Rekonstruktion Die Guerra Civil als literarisierte, subjektive Geschichtsversion entwirft sich in Arturo Bareas und Ilse Barea-Kulcsars Rekonstruktion des Sublimen, die ihre gemeinsame Wortarbeit ausmacht. Unmenschliche Verhältnisse, in denen sich Stadt, Körper und Identitäten auflösen, betrachtet eine kritische Perspektive von innen heraus, um vulnerable Bereiche aufzuspüren; politische und militärische Ereignisse, die Geschichte augenscheinlich vorantreiben, werden als die Oberfläche gesehen, unter der Subjektivitäten und Emotionen des Kriegs eigentlicher Motor sind.
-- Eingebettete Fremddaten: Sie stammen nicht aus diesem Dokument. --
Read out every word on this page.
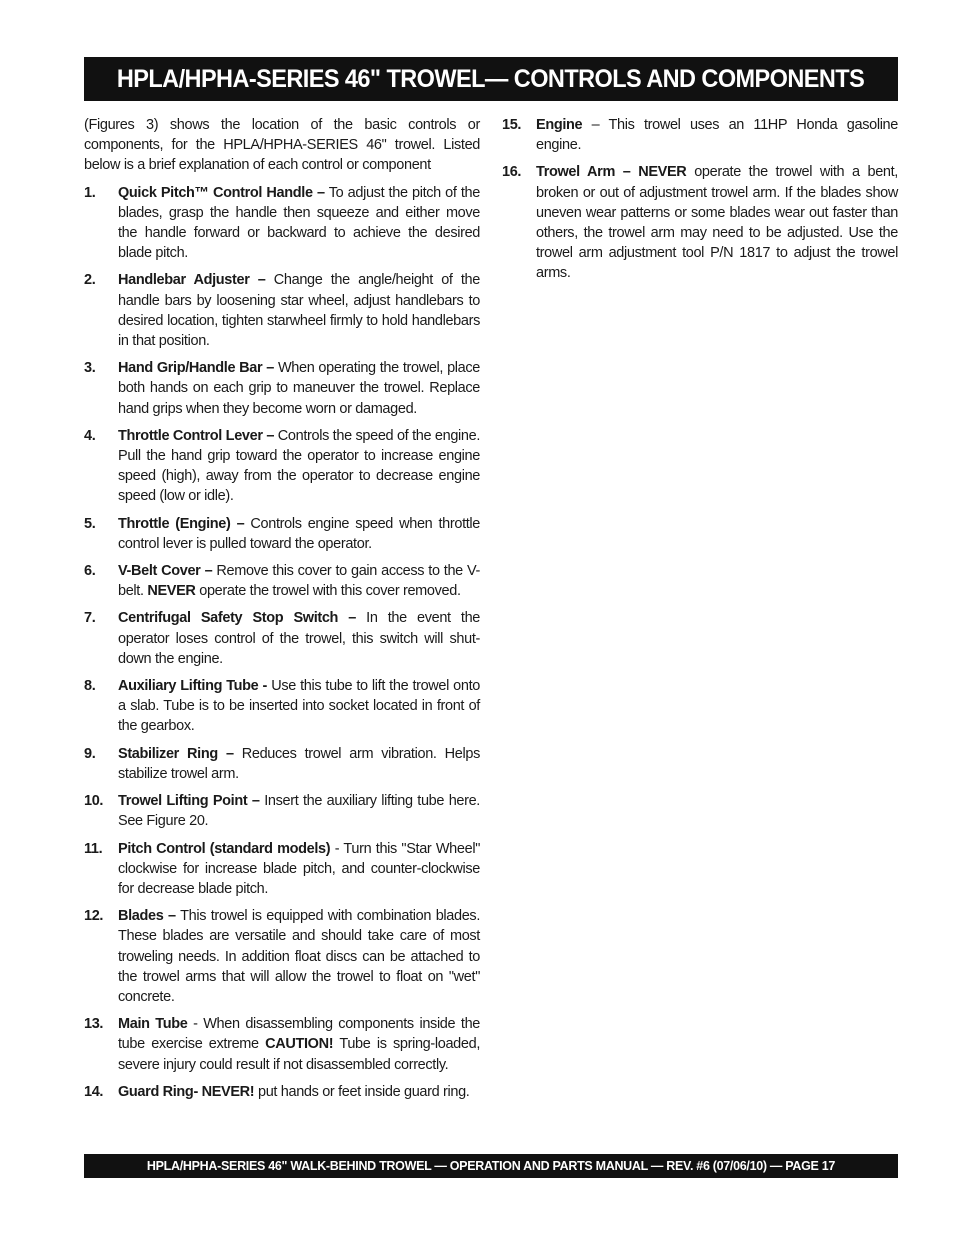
HPLA/HPHA-SERIES 46" TROWEL— CONTROLS AND COMPONENTS

(Figures 3) shows the location of the basic controls or components, for the HPLA/HPHA-SERIES 46" trowel. Listed below is a brief explanation of each control or component

1.	Quick Pitch™ Control Handle – To adjust the pitch of the blades, grasp the handle then squeeze and either move the handle forward or backward to achieve the desired blade pitch.
2.	Handlebar Adjuster – Change the angle/height of the handle bars by loosening star wheel, adjust handlebars to desired location, tighten starwheel firmly to hold handlebars in that position.
3.	Hand Grip/Handle Bar – When operating the trowel, place both hands on each grip to maneuver the trowel. Replace hand grips when they become worn or damaged.
4.	Throttle Control Lever – Controls the speed of the engine. Pull the hand grip toward the operator to increase engine speed (high), away from the operator to decrease engine speed (low or idle).
5.	Throttle (Engine) – Controls engine speed when throttle control lever is pulled toward the operator.
6.	V-Belt Cover – Remove this cover to gain access to the V-belt. NEVER operate the trowel with this cover removed.
7.	Centrifugal Safety Stop Switch – In the event the operator loses control of the trowel, this switch will shut-down the engine.
8.	Auxiliary Lifting Tube - Use this tube to lift the trowel onto a slab. Tube is to be inserted into socket located in front of the gearbox.
9.	Stabilizer Ring – Reduces trowel arm vibration. Helps stabilize trowel arm.
10.	Trowel Lifting Point – Insert the auxiliary lifting tube here. See Figure 20.
11.	Pitch Control (standard models) - Turn this "Star Wheel" clockwise for increase blade pitch, and counter-clockwise for decrease blade pitch.
12.	Blades – This trowel is equipped with combination blades. These blades are versatile and should take care of most troweling needs. In addition float discs can be attached to the trowel arms that will allow the trowel to float on "wet" concrete.
13.	Main Tube - When disassembling components inside the tube exercise extreme CAUTION! Tube is spring-loaded, severe injury could result if not disassembled correctly.
14.	Guard Ring- NEVER! put hands or feet inside guard ring.
15.	Engine – This trowel uses an 11HP Honda gasoline engine.
16.	Trowel Arm – NEVER operate the trowel with a bent, broken or out of adjustment trowel arm. If the blades show uneven wear patterns or some blades wear out faster than others, the trowel arm may need to be adjusted. Use the trowel arm adjustment tool P/N 1817 to adjust the trowel arms.
HPLA/HPHA-SERIES 46" WALK-BEHIND TROWEL — OPERATION AND PARTS MANUAL — REV. #6 (07/06/10) — PAGE 17
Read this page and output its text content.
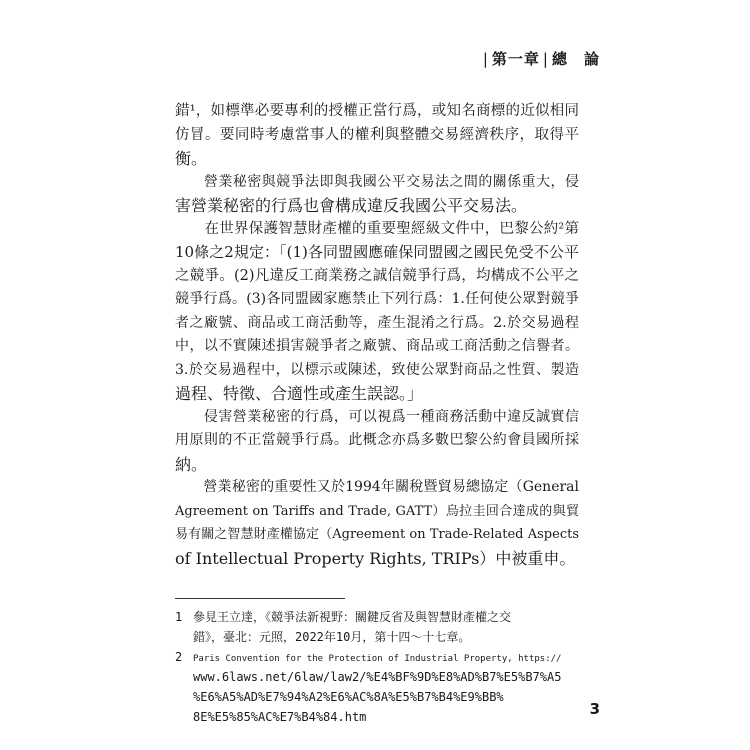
| 第一章 | 總　論
錯¹，如標準必要專利的授權正當行爲，或知名商標的近似相同
仿冒。要同時考慮當事人的權利與整體交易經濟秩序，取得平
衡。
　　營業秘密與競爭法即與我國公平交易法之間的關係重大，侵
害營業秘密的行爲也會構成違反我國公平交易法。
　　在世界保護智慧財產權的重要聖經級文件中，巴黎公約²第
10條之2規定：「(1)各同盟國應確保同盟國之國民免受不公平
之競爭。(2)凡違反工商業務之誠信競爭行爲，均構成不公平之
競爭行爲。(3)各同盟國家應禁止下列行爲：1.任何使公眾對競爭
者之廠號、商品或工商活動等，產生混淆之行爲。2.於交易過程
中，以不實陳述損害競爭者之廠號、商品或工商活動之信譽者。
3.於交易過程中，以標示或陳述，致使公眾對商品之性質、製造
過程、特徵、合適性或產生誤認。」
　　侵害營業秘密的行爲，可以視爲一種商務活動中違反誠實信
用原則的不正當競爭行爲。此概念亦爲多數巴黎公約會員國所採
納。
　　營業秘密的重要性又於1994年關稅暨貿易總協定（General
Agreement on Tariffs and Trade, GATT）烏拉圭回合達成的與貿
易有關之智慧財產權協定（Agreement on Trade-Related Aspects
of Intellectual Property Rights, TRIPs）中被重申。
1 參見王立達，《競爭法新視野：關鍵反省及與智慧財產權之交
錯》，臺北：元照，2022年10月，第十四～十七章。
2 Paris Convention for the Protection of Industrial Property, https://
www.6laws.net/6law/law2/%E4%BF%9D%E8%AD%B7%E5%B7%A5
%E6%A5%AD%E7%94%A2%E6%AC%8A%E5%B7%B4%E9%BB%
8E%E5%85%AC%E7%B4%84.htm	3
Die Auflösung von Gegenständen und Gewissheiten soll der Versuch ausgleichen, Zusammenflüsse zu generieren. Dazu ist ein Verständnis von Intellektualität nötig, das körperlich erfahrbare Empfindungen einschließt und für diese öffentlich einsteht. Die autobiographische Trilogie und ihre (Rück)Übersetzung rechtfertigen und positionieren Barea und Barea-Kulcsar im rekonstruierten Bürgerkriegsgeschehen. Ihr teils zusammen verfasstes essayistisches Werk widmet sich jenen Intellektuellen, deren Vorschläge zu Subjektivität und Sensibilität im Verständnis Bareas und Barea-Kulcsars den Kontext der Guerra Civil neu evaluierbar machen: Unamuno und García Lorca. Beide lieferten Ideen, um Intellektualität in der Suche nach »geheimen Unterströmungen« festzuschreiben. Wo ihre enge Zusammenarbeit sowohl mit den Darstellungen der Romantrilogie gleichgesetzt, als auch mit skeptischem Blick auf ihre Mängel überprüft wird, tun sich Bruchlinien der Rezeptionsgeschichte zu jenem künstlerisch und politisch agierenden Paar auf, das die Intellektuellen-Netzwerke um den Spanischen Bürgerkrieg sowohl literarisch festhielt als auch öffentlich pflegte. Rekonstruktionen der von Barea und Barea-Kulcsar geschriebenen Bürgerkriegsgeschichten müssen sich mit der biographischen und autobiographischen Doppelung auseinandersetzen, die ein intimes Verständnis von gelebter und literarisierter Intellektualität des Bürgerkriegs in allzu bequeme Nähe rückt.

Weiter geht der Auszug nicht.